Os caranguejos visitavam as casas e os quintais dos moradores da Rua Girassol. Na casa 83, morava o garoto Francisco de Assis França, em Rio Doce, Olinda. Caçula entre os quatro filhos de Dona Rita e Seu Francisco, nasceu há exatos 50 anos, no dia 13 de março de 1966. Veio ao mundo no Hospital dos Evangélicos, na Jaqueira. Da maternidade, Chico foi levado de barco, nos braços da mãe, para a casa da família, em Santo Amaro. "Tinha táxi na frente da maternidade, mas não peguei. Atravessei o rio com ele no barco e peguei o táxi no outro lado. Acho que foi uma intuição divina", revela Dona Rita, saudosa e cheia de orgulho, entre fotografias, vinis e objetos guardados do filho, morto em trágico acidente de carro no dia 2 de fevereiro de 1997.

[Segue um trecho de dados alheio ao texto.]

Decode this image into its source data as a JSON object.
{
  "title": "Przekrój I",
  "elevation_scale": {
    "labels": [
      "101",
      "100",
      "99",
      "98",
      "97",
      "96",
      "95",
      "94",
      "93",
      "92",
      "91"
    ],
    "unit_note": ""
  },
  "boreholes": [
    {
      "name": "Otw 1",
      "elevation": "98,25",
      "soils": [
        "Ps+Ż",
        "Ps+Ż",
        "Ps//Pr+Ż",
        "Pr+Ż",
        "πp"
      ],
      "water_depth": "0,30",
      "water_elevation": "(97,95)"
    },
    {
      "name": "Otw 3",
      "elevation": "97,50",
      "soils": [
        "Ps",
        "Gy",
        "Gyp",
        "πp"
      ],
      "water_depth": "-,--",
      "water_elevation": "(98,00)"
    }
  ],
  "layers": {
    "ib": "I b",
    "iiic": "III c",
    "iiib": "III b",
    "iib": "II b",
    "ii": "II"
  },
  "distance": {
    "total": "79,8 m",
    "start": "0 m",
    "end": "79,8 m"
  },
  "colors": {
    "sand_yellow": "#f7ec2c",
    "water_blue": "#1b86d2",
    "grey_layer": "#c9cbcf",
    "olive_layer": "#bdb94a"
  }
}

A relação de Francisco com os manguezais e o fascínio pelo complexo ecossistema escolhido para batizar o movimento musical liderado por ele floresceram em Rio Doce, para onde se mudou aos 4 anos. Ao fim da rua onde morava, os garotos brincavam de catar caranguejo para comer ou arrecadar dinheiro para festas. Asmático, ia escondido da mãe, o dia inteiro à máquina de costura, apesar da proibição. "Ele tinha os amigos de andar de bicicleta, brincar no mangue, pião, perna de pau, bola de gude, carrinho de rolimã. Ele era um garoto levado. Era mais livre, porque os caçulas são mais soltos", revela a irmã Goretti França, 54 anos, com quem Chico morava quando morreu.

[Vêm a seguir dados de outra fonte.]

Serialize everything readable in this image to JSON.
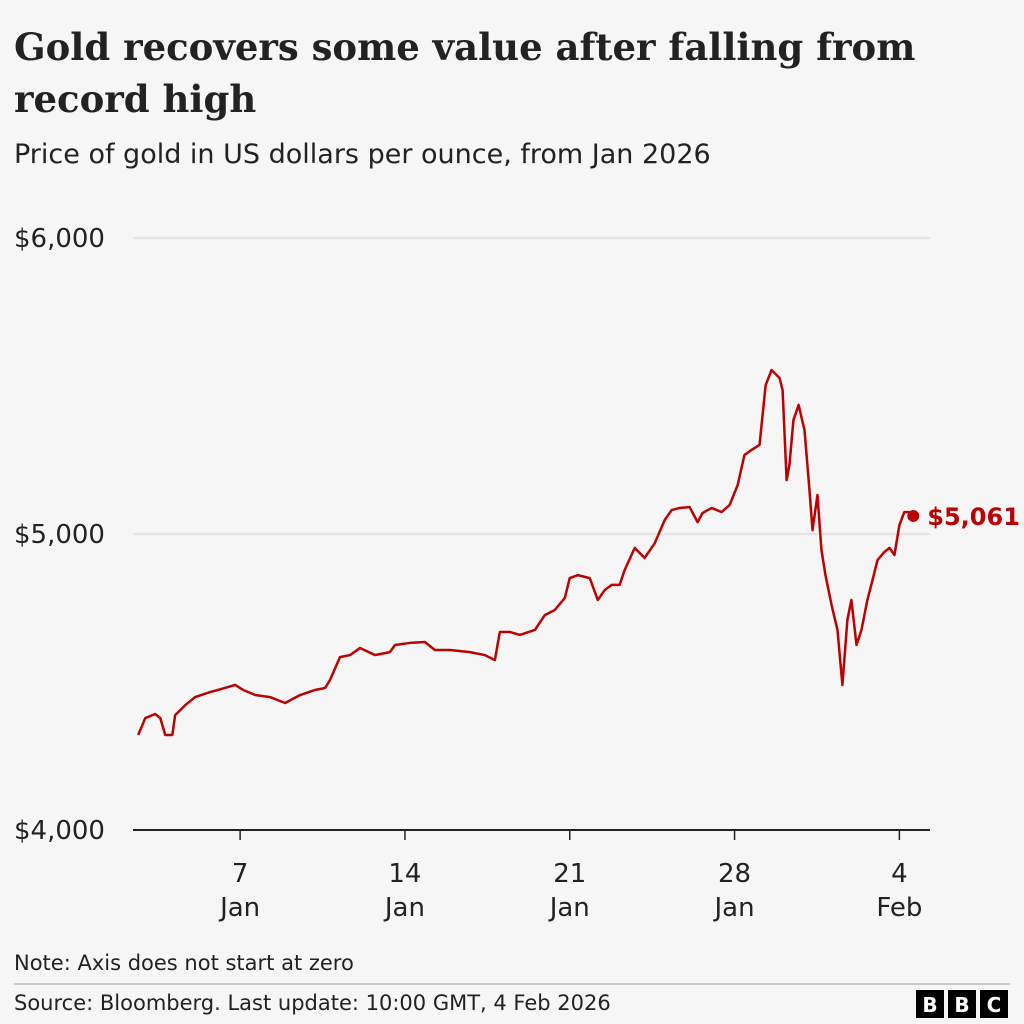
{
  "chart_data": {
    "type": "line",
    "title_lines": [
      "Gold recovers some value after falling from",
      "record high"
    ],
    "subtitle": "Price of gold in US dollars per ounce, from Jan 2026",
    "x": [
      2.67,
      2.97,
      3.39,
      3.61,
      3.82,
      4.12,
      4.24,
      4.67,
      5.09,
      5.73,
      6.36,
      6.79,
      7.13,
      7.64,
      8.27,
      8.91,
      9.55,
      10.18,
      10.61,
      10.82,
      11.24,
      11.67,
      12.09,
      12.73,
      13.36,
      13.58,
      14.21,
      14.85,
      15.27,
      15.91,
      16.76,
      17.39,
      17.82,
      18.03,
      18.45,
      18.88,
      19.52,
      19.94,
      20.36,
      20.79,
      21.0,
      21.34,
      21.85,
      22.19,
      22.49,
      22.78,
      23.12,
      23.33,
      23.76,
      24.18,
      24.61,
      25.03,
      25.33,
      25.67,
      26.09,
      26.43,
      26.64,
      27.03,
      27.45,
      27.79,
      28.13,
      28.42,
      28.72,
      29.06,
      29.32,
      29.57,
      29.91,
      30.04,
      30.21,
      30.33,
      30.5,
      30.72,
      30.97,
      31.18,
      31.31,
      31.52,
      31.69,
      31.86,
      32.12,
      32.37,
      32.58,
      32.79,
      32.96,
      33.18,
      33.39,
      33.64,
      33.86,
      34.07,
      34.36,
      34.58,
      34.79,
      35.0,
      35.21,
      35.42,
      35.59
    ],
    "series": [
      {
        "name": "Gold",
        "color": "#b80000",
        "values": [
          4321,
          4378,
          4392,
          4378,
          4321,
          4321,
          4388,
          4422,
          4449,
          4466,
          4480,
          4490,
          4473,
          4456,
          4449,
          4429,
          4456,
          4473,
          4480,
          4507,
          4584,
          4591,
          4615,
          4591,
          4601,
          4625,
          4632,
          4635,
          4608,
          4608,
          4601,
          4591,
          4574,
          4669,
          4669,
          4659,
          4676,
          4726,
          4743,
          4784,
          4851,
          4861,
          4851,
          4777,
          4811,
          4828,
          4828,
          4878,
          4953,
          4919,
          4969,
          5047,
          5081,
          5088,
          5091,
          5040,
          5071,
          5088,
          5074,
          5098,
          5165,
          5267,
          5284,
          5301,
          5503,
          5554,
          5527,
          5486,
          5182,
          5233,
          5385,
          5436,
          5351,
          5149,
          5013,
          5132,
          4946,
          4861,
          4760,
          4676,
          4490,
          4709,
          4777,
          4625,
          4676,
          4777,
          4845,
          4912,
          4939,
          4953,
          4929,
          5030,
          5074,
          5074,
          5061
        ]
      }
    ],
    "annotation": {
      "x": 35.59,
      "value": 5061,
      "label": "$5,061"
    },
    "xlim": [
      2.45,
      36.3
    ],
    "xticks": [
      {
        "value": 7,
        "label": "7 Jan"
      },
      {
        "value": 14,
        "label": "14 Jan"
      },
      {
        "value": 21,
        "label": "21 Jan"
      },
      {
        "value": 28,
        "label": "28 Jan"
      },
      {
        "value": 35,
        "label": "4 Feb"
      }
    ],
    "ylim": [
      4000,
      6000
    ],
    "yticks": [
      {
        "value": 4000,
        "label": "$4,000"
      },
      {
        "value": 5000,
        "label": "$5,000"
      },
      {
        "value": 6000,
        "label": "$6,000"
      }
    ],
    "grid": true,
    "note": "Note: Axis does not start at zero",
    "source": "Source: Bloomberg. Last update: 10:00 GMT, 4 Feb 2026",
    "logo": [
      "B",
      "B",
      "C"
    ]
  }
}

Apaixonado por cinema, levava para casa recortes de película de filme recolhidos ao fim das sessões no Cine São Luiz, na Boa Vista. A família era toda amante da música. O pai tocava tamborim amadoramente e gostava das “músicas de antigamente”. Os irmãos mais velhos apreciavam MPB nordestina, como Alceu Valença, Fagner, Novos Baianos. A Chico, cabia introduzir em casa novos sons. O ecletismo conduzia as descobertas, impulsionadas pelas revistas especializadas como a Bis, compradas no aeroporto, único ponto de vendas: black music, hip hop, jazz, blues e punk estavam entre os gêneros prediletos.

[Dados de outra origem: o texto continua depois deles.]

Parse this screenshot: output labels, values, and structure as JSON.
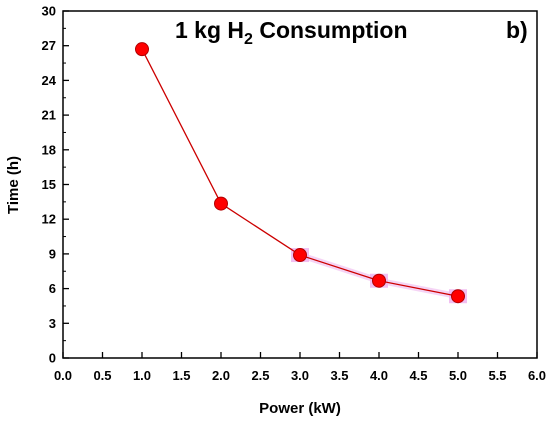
{
  "chart_data": {
    "type": "line",
    "title_main": "1 kg H",
    "title_subscript": "2",
    "title_rest": " Consumption",
    "panel_label": "b)",
    "xlabel": "Power (kW)",
    "ylabel": "Time (h)",
    "xlim": [
      0,
      6
    ],
    "ylim": [
      0,
      30
    ],
    "xticks": [
      "0.0",
      "0.5",
      "1.0",
      "1.5",
      "2.0",
      "2.5",
      "3.0",
      "3.5",
      "4.0",
      "4.5",
      "5.0",
      "5.5",
      "6.0"
    ],
    "yticks": [
      "0",
      "3",
      "6",
      "9",
      "12",
      "15",
      "18",
      "21",
      "24",
      "27",
      "30"
    ],
    "grid": false,
    "x": [
      1.0,
      2.0,
      3.0,
      4.0,
      5.0
    ],
    "y": [
      26.7,
      13.35,
      8.9,
      6.68,
      5.34
    ],
    "line_color": "#cc0000",
    "marker_color": "#ff0000",
    "marker_outline_color": "#b00000",
    "highlight_color": "#f0b8f0"
  }
}
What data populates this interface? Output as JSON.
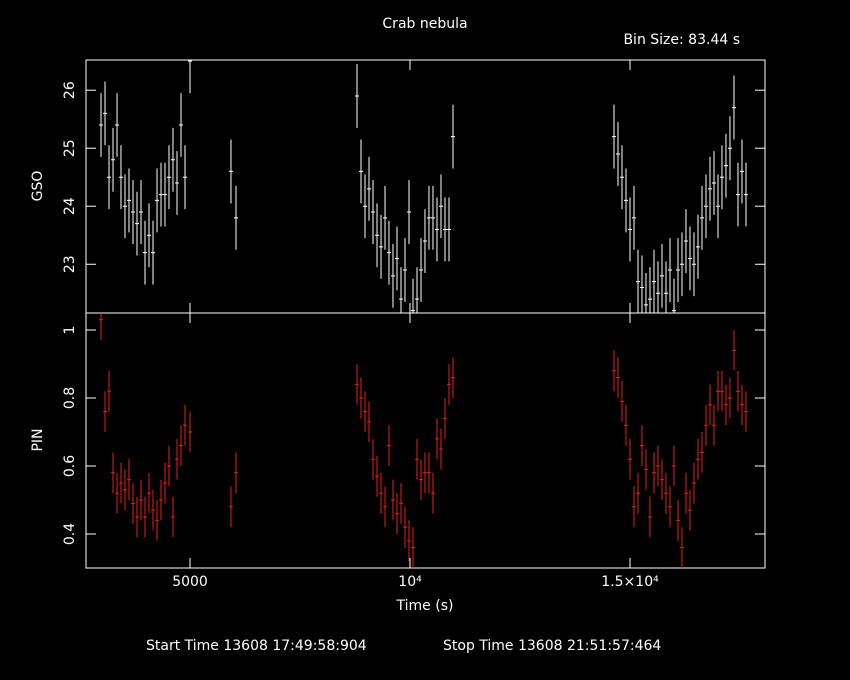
{
  "chart_data": [
    {
      "type": "scatter",
      "title": "Crab nebula",
      "annotation": "Bin Size: 83.44 s",
      "ylabel": "GSO",
      "color": "#ffffff",
      "x": [
        2977,
        3068,
        3159,
        3250,
        3341,
        3431,
        3522,
        3613,
        3704,
        3795,
        3886,
        3977,
        4068,
        4159,
        4250,
        4341,
        4431,
        4522,
        4613,
        4704,
        4795,
        4886,
        5000,
        5931,
        6045,
        8795,
        8886,
        8977,
        9068,
        9159,
        9250,
        9341,
        9432,
        9522,
        9613,
        9704,
        9795,
        9886,
        9977,
        10068,
        10159,
        10250,
        10340,
        10431,
        10522,
        10613,
        10704,
        10795,
        10886,
        10977,
        14636,
        14727,
        14818,
        14909,
        15000,
        15091,
        15182,
        15272,
        15363,
        15454,
        15545,
        15636,
        15727,
        15818,
        15909,
        16000,
        16091,
        16181,
        16272,
        16363,
        16454,
        16545,
        16636,
        16727,
        16818,
        16909,
        17000,
        17090,
        17181,
        17272,
        17363,
        17454,
        17545,
        17636
      ],
      "values": [
        25.4,
        25.6,
        24.5,
        24.8,
        25.4,
        24.5,
        24.0,
        24.1,
        23.9,
        23.7,
        23.9,
        23.2,
        23.5,
        23.2,
        24.1,
        24.2,
        24.2,
        24.5,
        24.8,
        24.4,
        25.4,
        24.5,
        26.5,
        24.6,
        23.8,
        25.9,
        24.6,
        24.0,
        24.3,
        23.9,
        23.5,
        23.3,
        23.8,
        23.2,
        22.8,
        23.1,
        22.4,
        22.9,
        23.9,
        22.2,
        22.4,
        22.9,
        23.4,
        23.8,
        23.8,
        23.6,
        24.0,
        23.6,
        23.6,
        25.2,
        25.2,
        24.9,
        24.5,
        24.1,
        23.6,
        23.8,
        22.7,
        22.6,
        22.3,
        22.4,
        22.7,
        22.5,
        22.8,
        22.5,
        22.9,
        22.2,
        22.9,
        23.0,
        23.4,
        23.1,
        23.0,
        23.3,
        23.8,
        24.0,
        24.3,
        24.4,
        24.0,
        24.5,
        24.7,
        25.0,
        25.7,
        24.2,
        24.6,
        24.2
      ],
      "errors": [
        0.55,
        0.55,
        0.55,
        0.55,
        0.55,
        0.55,
        0.55,
        0.55,
        0.55,
        0.55,
        0.55,
        0.55,
        0.55,
        0.55,
        0.55,
        0.55,
        0.55,
        0.55,
        0.55,
        0.55,
        0.55,
        0.55,
        0.55,
        0.55,
        0.55,
        0.55,
        0.55,
        0.55,
        0.55,
        0.55,
        0.55,
        0.55,
        0.55,
        0.55,
        0.55,
        0.55,
        0.55,
        0.55,
        0.55,
        0.55,
        0.55,
        0.55,
        0.55,
        0.55,
        0.55,
        0.55,
        0.55,
        0.55,
        0.55,
        0.55,
        0.55,
        0.55,
        0.55,
        0.55,
        0.55,
        0.55,
        0.55,
        0.55,
        0.55,
        0.55,
        0.55,
        0.55,
        0.55,
        0.55,
        0.55,
        0.55,
        0.55,
        0.55,
        0.55,
        0.55,
        0.55,
        0.55,
        0.55,
        0.55,
        0.55,
        0.55,
        0.55,
        0.55,
        0.55,
        0.55,
        0.55,
        0.55,
        0.55,
        0.55
      ],
      "xlim": [
        2636,
        18068
      ],
      "ylim": [
        22.16,
        26.52
      ],
      "yticks": [
        23,
        24,
        25,
        26
      ]
    },
    {
      "type": "scatter",
      "ylabel": "PIN",
      "xlabel": "Time (s)",
      "color": "#e02020",
      "start_time": "Start Time 13608 17:49:58:904",
      "stop_time": "Stop Time 13608 21:51:57:464",
      "x": [
        2977,
        3068,
        3159,
        3250,
        3341,
        3431,
        3522,
        3613,
        3704,
        3795,
        3886,
        3977,
        4068,
        4159,
        4250,
        4341,
        4431,
        4522,
        4613,
        4704,
        4795,
        4886,
        5000,
        5931,
        6045,
        8795,
        8886,
        8977,
        9068,
        9159,
        9250,
        9341,
        9432,
        9522,
        9613,
        9704,
        9795,
        9886,
        9977,
        10068,
        10159,
        10250,
        10340,
        10431,
        10522,
        10613,
        10704,
        10795,
        10886,
        10977,
        14636,
        14727,
        14818,
        14909,
        15000,
        15091,
        15182,
        15272,
        15363,
        15454,
        15545,
        15636,
        15727,
        15818,
        15909,
        16000,
        16091,
        16181,
        16272,
        16363,
        16454,
        16545,
        16636,
        16727,
        16818,
        16909,
        17000,
        17090,
        17181,
        17272,
        17363,
        17454,
        17545,
        17636
      ],
      "values": [
        1.03,
        0.76,
        0.82,
        0.58,
        0.52,
        0.55,
        0.53,
        0.56,
        0.49,
        0.45,
        0.5,
        0.45,
        0.52,
        0.47,
        0.44,
        0.5,
        0.55,
        0.6,
        0.45,
        0.62,
        0.66,
        0.72,
        0.7,
        0.48,
        0.58,
        0.84,
        0.8,
        0.76,
        0.73,
        0.62,
        0.57,
        0.52,
        0.48,
        0.66,
        0.5,
        0.46,
        0.49,
        0.42,
        0.38,
        0.36,
        0.62,
        0.56,
        0.58,
        0.58,
        0.52,
        0.68,
        0.65,
        0.74,
        0.84,
        0.86,
        0.88,
        0.86,
        0.79,
        0.72,
        0.62,
        0.48,
        0.52,
        0.66,
        0.59,
        0.45,
        0.58,
        0.6,
        0.56,
        0.52,
        0.48,
        0.6,
        0.44,
        0.36,
        0.52,
        0.47,
        0.55,
        0.62,
        0.64,
        0.72,
        0.78,
        0.72,
        0.82,
        0.82,
        0.78,
        0.8,
        0.94,
        0.82,
        0.78,
        0.76
      ],
      "errors": [
        0.06,
        0.06,
        0.06,
        0.06,
        0.06,
        0.06,
        0.06,
        0.06,
        0.06,
        0.06,
        0.06,
        0.06,
        0.06,
        0.06,
        0.06,
        0.06,
        0.06,
        0.06,
        0.06,
        0.06,
        0.06,
        0.06,
        0.06,
        0.06,
        0.06,
        0.06,
        0.06,
        0.06,
        0.06,
        0.06,
        0.06,
        0.06,
        0.06,
        0.06,
        0.06,
        0.06,
        0.06,
        0.06,
        0.06,
        0.06,
        0.06,
        0.06,
        0.06,
        0.06,
        0.06,
        0.06,
        0.06,
        0.06,
        0.06,
        0.06,
        0.06,
        0.06,
        0.06,
        0.06,
        0.06,
        0.06,
        0.06,
        0.06,
        0.06,
        0.06,
        0.06,
        0.06,
        0.06,
        0.06,
        0.06,
        0.06,
        0.06,
        0.06,
        0.06,
        0.06,
        0.06,
        0.06,
        0.06,
        0.06,
        0.06,
        0.06,
        0.06,
        0.06,
        0.06,
        0.06,
        0.06,
        0.06,
        0.06,
        0.06
      ],
      "xlim": [
        2636,
        18068
      ],
      "ylim": [
        0.3,
        1.05
      ],
      "yticks": [
        0.4,
        0.6,
        0.8,
        1
      ],
      "xticks": [
        5000,
        {
          "value": 10000,
          "label": "10⁴"
        },
        {
          "value": 15000,
          "label": "1.5×10⁴"
        }
      ]
    }
  ]
}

Poucas semanas depois, Chico incorporou a batucada da Lamento Negro à sonoridade punk da Loustal, apesar do estranhamento inicial provocado nos integrantes, de ambos os lados. Os ensaios eram guiados pelo improviso e pela fusão dos ritmos. Mesmo com parco domínio dos instrumentos, conduzia os arranjos com batuques e sons emitidos com a boca. A alcunha Chico Science foi adotada sob inspiração do apelido de um tio sabichão do jornalista Renato L, segundo o próprio "ministro da comunicação" do movimento manguebeat, do qual foi ícone absoluto. A justificativa surgiu depois, conduzida pela alquimia intuitiva para misturar rock às sonoridades de afoxés, caboclinhos, escolas de samba e maracatus. Inspirado pelo legado histórico de Zumbi dos Palmares - ícones como Josué de Castro e Mestre Salustiano também foram reverenciados nas letras -, surgiu o nome da banda com a qual marcou a música brasileira: Chico Science & Nação Zumbi.